In clinical practice, MRI/1H MRSI is currently of greatest value for high-risk patients (Hricak et al; 2004). With greater understanding of the relationship between spectroscopic data and tumor biology, it may become possible to use MRI/1H MRSI to assist all risk groups substantially by improving patient stratification in clinical trials, monitoring the progress of patients who select watchful waiting or other minimally aggressive cancer management options, and assisting in the guidance and assessment of emerging local prostate cancer therapies (Hricak; 2005).
With the advent of newer MR modalities such as spectroscopy, diffusion, and DCE MR Imaging, the concept of ‘‘multimodal’’ MR imaging has arisen. In this scheme, morphologic assessment through T2W imaging serves as a starting point rather than an end point for tumor detection. Multiple ‘‘physiologic’’ or ‘‘functional’’ layers can be added to the morphologic scaffolding of T2W images, with information derived from spectroscopy, DCE MRI, and diffusion. In theory, these added layers of information would improve the sensitivity and specificity of MR imaging for prostate cancer depiction and staging by providing the radiologist with additional information beyond that of T2W image intensity and image texture (van Dorsten et al; 2004).
With the number of emerging techniques in MR imaging, the opportunity for computer-assisted detection (CAD) of prostate cancer by MR imaging is also growing. CAD has been studied as a means to augment the accuracy of radiologists’ interpretation of screening mammograms, and several commercialized versions of CAD for mammography have been introduced. Given the wealth of information in prostate MR imaging examinations (morphologic and functional), CAD algorithms have been reported to improve the ability of radiologists to identify tumor compared with those of ‘‘single modality.’’ (Katz & Rosen; 2006).

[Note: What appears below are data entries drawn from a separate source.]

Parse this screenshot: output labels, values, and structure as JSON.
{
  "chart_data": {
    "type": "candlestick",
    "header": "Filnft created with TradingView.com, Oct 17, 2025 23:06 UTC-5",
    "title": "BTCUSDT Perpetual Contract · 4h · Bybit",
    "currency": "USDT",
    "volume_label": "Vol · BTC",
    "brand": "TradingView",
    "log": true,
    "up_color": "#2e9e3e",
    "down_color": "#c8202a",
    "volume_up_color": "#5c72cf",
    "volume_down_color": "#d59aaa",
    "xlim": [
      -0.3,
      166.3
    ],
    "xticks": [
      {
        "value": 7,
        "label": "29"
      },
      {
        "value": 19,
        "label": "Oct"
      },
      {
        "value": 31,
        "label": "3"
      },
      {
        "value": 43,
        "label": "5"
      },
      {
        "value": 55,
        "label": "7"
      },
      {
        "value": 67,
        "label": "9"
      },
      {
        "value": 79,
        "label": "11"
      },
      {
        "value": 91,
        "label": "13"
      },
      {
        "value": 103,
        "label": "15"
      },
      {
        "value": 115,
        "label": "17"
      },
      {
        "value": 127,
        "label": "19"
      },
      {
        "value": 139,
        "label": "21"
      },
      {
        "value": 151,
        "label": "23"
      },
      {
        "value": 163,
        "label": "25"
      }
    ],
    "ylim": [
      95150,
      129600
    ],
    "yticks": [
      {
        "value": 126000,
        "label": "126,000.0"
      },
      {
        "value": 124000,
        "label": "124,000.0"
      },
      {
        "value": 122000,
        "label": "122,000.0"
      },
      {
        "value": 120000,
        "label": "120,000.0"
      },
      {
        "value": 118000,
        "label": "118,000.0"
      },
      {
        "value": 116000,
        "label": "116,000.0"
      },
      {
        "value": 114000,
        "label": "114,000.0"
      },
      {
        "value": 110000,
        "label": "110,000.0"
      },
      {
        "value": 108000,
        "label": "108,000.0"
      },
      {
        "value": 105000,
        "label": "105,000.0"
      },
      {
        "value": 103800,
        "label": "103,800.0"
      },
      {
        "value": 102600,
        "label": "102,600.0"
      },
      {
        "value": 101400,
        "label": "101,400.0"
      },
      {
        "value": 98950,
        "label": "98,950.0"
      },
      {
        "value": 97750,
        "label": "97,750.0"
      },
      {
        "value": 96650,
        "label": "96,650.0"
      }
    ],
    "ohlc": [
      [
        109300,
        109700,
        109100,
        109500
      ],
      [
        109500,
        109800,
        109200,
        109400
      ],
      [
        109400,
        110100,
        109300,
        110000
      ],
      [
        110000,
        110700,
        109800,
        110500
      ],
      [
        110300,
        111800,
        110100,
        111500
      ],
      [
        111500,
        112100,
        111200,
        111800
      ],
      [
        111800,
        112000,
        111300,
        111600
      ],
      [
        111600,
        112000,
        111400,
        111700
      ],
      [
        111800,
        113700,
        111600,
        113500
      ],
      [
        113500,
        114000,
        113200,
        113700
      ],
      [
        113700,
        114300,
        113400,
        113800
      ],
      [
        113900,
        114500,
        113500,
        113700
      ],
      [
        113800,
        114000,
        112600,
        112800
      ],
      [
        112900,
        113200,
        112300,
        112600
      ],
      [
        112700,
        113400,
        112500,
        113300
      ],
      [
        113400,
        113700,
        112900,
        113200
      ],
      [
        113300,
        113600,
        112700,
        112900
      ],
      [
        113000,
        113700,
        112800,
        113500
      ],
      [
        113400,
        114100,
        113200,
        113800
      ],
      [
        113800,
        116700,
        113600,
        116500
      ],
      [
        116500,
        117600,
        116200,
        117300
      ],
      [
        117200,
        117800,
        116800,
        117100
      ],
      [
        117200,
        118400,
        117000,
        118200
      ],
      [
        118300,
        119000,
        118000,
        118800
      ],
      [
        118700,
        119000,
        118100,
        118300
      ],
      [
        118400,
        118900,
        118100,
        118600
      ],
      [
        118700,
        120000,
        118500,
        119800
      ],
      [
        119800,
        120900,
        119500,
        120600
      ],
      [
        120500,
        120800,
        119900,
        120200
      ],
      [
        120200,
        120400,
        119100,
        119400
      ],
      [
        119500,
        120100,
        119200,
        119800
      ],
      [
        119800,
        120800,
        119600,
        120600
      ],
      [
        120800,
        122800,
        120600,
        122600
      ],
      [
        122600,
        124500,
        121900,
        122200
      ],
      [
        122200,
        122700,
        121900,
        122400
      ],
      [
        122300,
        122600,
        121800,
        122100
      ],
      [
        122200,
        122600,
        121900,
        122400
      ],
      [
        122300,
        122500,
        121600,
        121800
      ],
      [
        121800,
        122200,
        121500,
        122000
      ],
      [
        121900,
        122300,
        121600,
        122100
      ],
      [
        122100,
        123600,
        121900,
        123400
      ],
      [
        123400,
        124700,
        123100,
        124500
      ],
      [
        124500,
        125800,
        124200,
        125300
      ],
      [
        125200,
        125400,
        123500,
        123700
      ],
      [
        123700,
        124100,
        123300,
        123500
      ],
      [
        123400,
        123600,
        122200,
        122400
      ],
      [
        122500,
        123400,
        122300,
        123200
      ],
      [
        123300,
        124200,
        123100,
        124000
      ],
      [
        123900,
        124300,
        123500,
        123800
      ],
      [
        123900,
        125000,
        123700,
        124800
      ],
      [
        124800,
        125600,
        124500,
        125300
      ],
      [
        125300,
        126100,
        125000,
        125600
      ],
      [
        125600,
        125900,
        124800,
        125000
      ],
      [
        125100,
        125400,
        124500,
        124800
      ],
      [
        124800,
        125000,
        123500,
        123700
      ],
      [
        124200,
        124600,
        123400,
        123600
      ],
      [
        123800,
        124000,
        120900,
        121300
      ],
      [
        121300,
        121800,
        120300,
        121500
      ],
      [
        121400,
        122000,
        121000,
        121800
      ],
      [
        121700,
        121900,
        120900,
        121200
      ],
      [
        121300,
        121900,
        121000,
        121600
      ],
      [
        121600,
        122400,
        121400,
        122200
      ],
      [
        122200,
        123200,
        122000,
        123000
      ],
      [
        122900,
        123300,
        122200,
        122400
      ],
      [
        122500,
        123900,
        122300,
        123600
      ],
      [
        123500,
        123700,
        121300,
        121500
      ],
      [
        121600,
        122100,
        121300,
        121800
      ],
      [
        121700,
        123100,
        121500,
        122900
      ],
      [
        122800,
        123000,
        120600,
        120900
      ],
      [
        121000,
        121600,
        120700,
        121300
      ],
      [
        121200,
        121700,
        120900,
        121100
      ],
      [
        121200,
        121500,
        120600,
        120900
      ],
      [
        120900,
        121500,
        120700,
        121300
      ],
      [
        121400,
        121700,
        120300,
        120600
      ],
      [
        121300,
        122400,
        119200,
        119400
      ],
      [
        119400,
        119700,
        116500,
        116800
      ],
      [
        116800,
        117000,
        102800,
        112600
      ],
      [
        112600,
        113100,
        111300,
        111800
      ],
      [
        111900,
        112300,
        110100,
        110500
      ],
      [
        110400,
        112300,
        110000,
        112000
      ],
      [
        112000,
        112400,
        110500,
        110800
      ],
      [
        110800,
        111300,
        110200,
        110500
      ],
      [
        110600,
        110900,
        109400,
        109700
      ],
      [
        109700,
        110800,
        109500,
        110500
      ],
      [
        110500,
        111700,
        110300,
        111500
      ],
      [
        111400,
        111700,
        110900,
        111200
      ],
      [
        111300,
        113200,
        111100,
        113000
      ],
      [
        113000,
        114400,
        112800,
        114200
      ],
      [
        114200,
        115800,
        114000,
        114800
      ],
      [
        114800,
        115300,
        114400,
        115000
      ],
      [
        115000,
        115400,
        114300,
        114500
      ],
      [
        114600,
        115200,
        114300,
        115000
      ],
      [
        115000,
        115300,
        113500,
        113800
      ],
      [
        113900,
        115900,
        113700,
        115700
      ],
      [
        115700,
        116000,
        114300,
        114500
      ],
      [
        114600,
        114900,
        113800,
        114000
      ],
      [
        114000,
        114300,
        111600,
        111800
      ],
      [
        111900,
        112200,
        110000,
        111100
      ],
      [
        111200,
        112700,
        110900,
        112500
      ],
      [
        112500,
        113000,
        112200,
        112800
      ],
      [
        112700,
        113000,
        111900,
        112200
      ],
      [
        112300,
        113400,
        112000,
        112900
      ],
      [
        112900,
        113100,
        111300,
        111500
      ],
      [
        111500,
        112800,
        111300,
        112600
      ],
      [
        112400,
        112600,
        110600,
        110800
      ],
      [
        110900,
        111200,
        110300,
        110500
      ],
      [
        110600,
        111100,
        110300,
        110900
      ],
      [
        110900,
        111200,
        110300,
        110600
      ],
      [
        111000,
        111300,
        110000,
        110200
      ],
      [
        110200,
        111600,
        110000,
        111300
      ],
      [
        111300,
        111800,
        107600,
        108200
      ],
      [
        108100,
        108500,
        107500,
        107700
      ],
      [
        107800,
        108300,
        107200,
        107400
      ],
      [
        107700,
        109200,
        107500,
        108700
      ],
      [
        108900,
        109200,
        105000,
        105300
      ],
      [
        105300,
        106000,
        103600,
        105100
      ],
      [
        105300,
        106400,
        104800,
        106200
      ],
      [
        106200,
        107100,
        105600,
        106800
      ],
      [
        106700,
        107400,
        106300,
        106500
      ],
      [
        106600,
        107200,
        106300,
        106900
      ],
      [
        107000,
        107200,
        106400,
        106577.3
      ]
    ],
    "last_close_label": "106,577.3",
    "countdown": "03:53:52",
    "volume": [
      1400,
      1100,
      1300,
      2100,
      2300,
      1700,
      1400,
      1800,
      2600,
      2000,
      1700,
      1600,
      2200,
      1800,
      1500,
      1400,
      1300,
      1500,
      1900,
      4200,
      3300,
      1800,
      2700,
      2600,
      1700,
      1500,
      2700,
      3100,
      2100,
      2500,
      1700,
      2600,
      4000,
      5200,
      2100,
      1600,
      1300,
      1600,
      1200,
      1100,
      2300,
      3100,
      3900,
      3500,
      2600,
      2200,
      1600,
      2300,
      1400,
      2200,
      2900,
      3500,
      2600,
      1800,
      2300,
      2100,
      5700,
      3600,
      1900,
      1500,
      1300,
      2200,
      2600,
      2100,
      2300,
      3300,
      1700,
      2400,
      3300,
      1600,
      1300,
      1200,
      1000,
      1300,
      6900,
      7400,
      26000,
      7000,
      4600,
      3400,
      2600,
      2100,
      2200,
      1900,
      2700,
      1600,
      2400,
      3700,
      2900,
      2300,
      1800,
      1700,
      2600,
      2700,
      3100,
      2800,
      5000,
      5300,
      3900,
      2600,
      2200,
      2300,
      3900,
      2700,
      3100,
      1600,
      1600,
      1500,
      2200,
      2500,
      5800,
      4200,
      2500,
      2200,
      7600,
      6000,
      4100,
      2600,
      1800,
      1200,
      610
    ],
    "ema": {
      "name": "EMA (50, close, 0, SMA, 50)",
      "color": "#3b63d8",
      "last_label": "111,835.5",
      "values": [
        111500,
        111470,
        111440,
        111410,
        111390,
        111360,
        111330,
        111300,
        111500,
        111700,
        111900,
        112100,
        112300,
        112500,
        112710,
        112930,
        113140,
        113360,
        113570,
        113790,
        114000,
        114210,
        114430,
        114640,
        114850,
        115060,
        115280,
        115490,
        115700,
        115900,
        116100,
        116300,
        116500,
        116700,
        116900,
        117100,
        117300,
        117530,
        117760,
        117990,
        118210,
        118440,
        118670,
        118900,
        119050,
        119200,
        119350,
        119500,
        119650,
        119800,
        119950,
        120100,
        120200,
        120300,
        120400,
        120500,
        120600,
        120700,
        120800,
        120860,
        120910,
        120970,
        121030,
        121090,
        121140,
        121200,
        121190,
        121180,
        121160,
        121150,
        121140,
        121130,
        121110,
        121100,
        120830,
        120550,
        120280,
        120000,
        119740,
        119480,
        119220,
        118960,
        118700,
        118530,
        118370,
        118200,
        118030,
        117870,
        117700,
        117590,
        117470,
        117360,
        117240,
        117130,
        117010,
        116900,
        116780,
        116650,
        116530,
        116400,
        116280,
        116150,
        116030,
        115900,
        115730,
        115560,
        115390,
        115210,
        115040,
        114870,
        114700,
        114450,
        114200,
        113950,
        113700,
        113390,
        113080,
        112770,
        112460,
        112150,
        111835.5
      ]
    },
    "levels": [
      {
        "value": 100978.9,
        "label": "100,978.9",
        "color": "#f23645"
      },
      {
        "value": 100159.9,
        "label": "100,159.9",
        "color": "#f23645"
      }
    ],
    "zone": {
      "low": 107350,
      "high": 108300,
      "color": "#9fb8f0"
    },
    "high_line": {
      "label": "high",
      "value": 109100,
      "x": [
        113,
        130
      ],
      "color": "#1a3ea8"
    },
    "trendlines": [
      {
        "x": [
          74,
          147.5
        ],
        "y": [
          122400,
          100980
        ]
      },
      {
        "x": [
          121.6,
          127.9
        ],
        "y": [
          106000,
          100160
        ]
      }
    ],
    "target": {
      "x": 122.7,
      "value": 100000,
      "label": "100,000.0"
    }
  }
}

These efforts remain preliminary, and most reports are limited to small pilot studies at single institutions. Additional research, however, may help define future MR imaging applications in disease staging and monitoring of non-surgical therapy (Katz & Rosen; 2006).
Magnetic resonance technology continues to evolve. Other recent advances include increased magnetic field strengths, from 1.5 T to 3.0 T and higher, and the development of multi-channel receiver coils. Limitations associated with current functional MR imaging techniques will likely be resolved by these and other technical advances in the future. (Rouviere et al; 2006).